As regards our relationship with Irish nationalists I find myself coming back to the Union Group’s document. Predominantly cultural unionists have boxed themselves into a corner and they are slugging it out on at best on equal terms with Irish nationalism. You look after your “volk” and we’ll look after ours. Civic unionists however, have no necessity to accept parity with nationalist doctrines. We should not apologise for being unionists. We should not concede equivalence between our philosophy and the dogmas of nationalism. There is no need to give in to a nationalist agenda or to embrace greater constitutional ambiguity.  In doing so we weaken our own case for the Union. With Northern Ireland’s status secured and with their place in its government a given, we have no further need for “outreach” to Sinn Fein. Work with them only in so far as the institutions of government necessitate it. Do not allow ourselves to be deceived into legitimising their agenda.
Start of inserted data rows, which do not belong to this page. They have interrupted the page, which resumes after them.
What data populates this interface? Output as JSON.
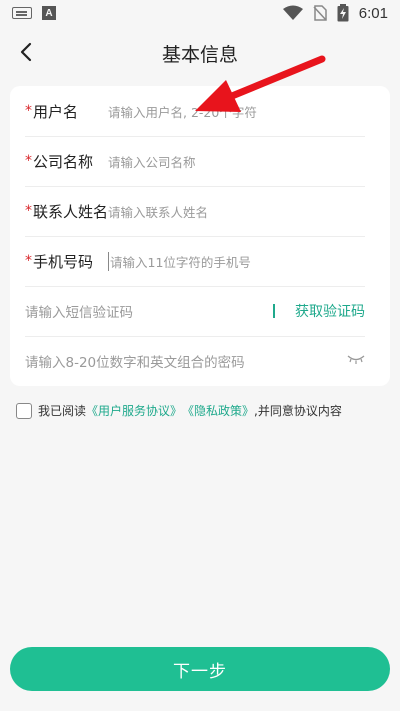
{
  "status_bar": {
    "time": "6:01",
    "a_label": "A"
  },
  "header": {
    "title": "基本信息"
  },
  "form": {
    "username": {
      "required_mark": "*",
      "label": "用户名",
      "placeholder": "请输入用户名, 2-20个字符"
    },
    "company": {
      "required_mark": "*",
      "label": "公司名称",
      "placeholder": "请输入公司名称"
    },
    "contact": {
      "required_mark": "*",
      "label": "联系人姓名",
      "placeholder": "请输入联系人姓名"
    },
    "phone": {
      "required_mark": "*",
      "label": "手机号码",
      "placeholder": "请输入11位字符的手机号"
    },
    "sms": {
      "placeholder": "请输入短信验证码",
      "get_code_label": "获取验证码"
    },
    "password": {
      "placeholder": "请输入8-20位数字和英文组合的密码"
    }
  },
  "agreement": {
    "prefix": "我已阅读",
    "user_agreement": "《用户服务协议》",
    "privacy_policy": "《隐私政策》",
    "suffix": ",并同意协议内容"
  },
  "footer": {
    "next_label": "下一步"
  },
  "colors": {
    "accent": "#1fbf93",
    "link": "#1fa98c",
    "required": "#d8262b",
    "annotation": "#e8141c"
  }
}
Whilst many of these initiatives are couched in the language of inclusion, they have the opposite effect.  There is a difference between respecting difference and fostering division and separateness. We must remember, and be firm in our contention, that unionism can accommodate and respect all cultures, ethnicities, nationalities and aspirations while nationalism cannot.

3 comments:

O'Neill said...

“Cultural” Unionism and its very close cousin, Ulster nationalism, have chosen a very limited-space battleground; Irish nationalism needs this, it’s also delighted that the fight is concentrated largely on protecting the “rights” of the “Protestant people of Ulster as these “rights” can be guaranteed within a United Ireland, as easily as they can be within the United Kingdom.

Horizons need to be widened:
Why does the UK continue to make sense economically, socially, politically for all the people of the UK and not just NI?
Is it just the prods of NI who’d suffer if the UK was to disintegrate?
Who are our potential allies in England, Wales and Scotland (and not just our trad ones either, the tories, a solid argument for the Union can be made on both liberal and socialist grounds)?

These are the questions unionists in NI should be dealing primarily with; not whether an Orange march should be pushed down some street or if we should be engaging in outreach with people who have the Union’s destruction as their sole aim. SF needs us, we don’t need them

CiarĂ¡n said...

I don't mean this as a baiting opportunity O'Neill, but the problem Unionists face is inherent in your comment. You assume that you'll get the answer you want from these questions - that is that the UK is preferable to a United Ireland. But that suggests that pragmatic arguments are merely strategic feints obscuring a deeper nationalism.

I've just blogged slightly more coherently on this here.

O'Neill said...

You assume that you'll get the answer you want from these questions - that is that the UK is preferable to a United Ireland.

Question One is genuine; if there are no economic, social or political reasons to continue the the Union, then why exactly are we Unionists?

Qustion two and three, yes, you're right, at the present time I already know the answers. An independent Wales, Scotland, N.Ireland and England will produce more losers than winners economically and culturally. Our potential allies? Minus the nationalist parties, then everyone, although for very different reasons(eg Brown and much of NULabour are not conviction Unionists, but need the UK out of real politik).

I'll read your post and answer its points there.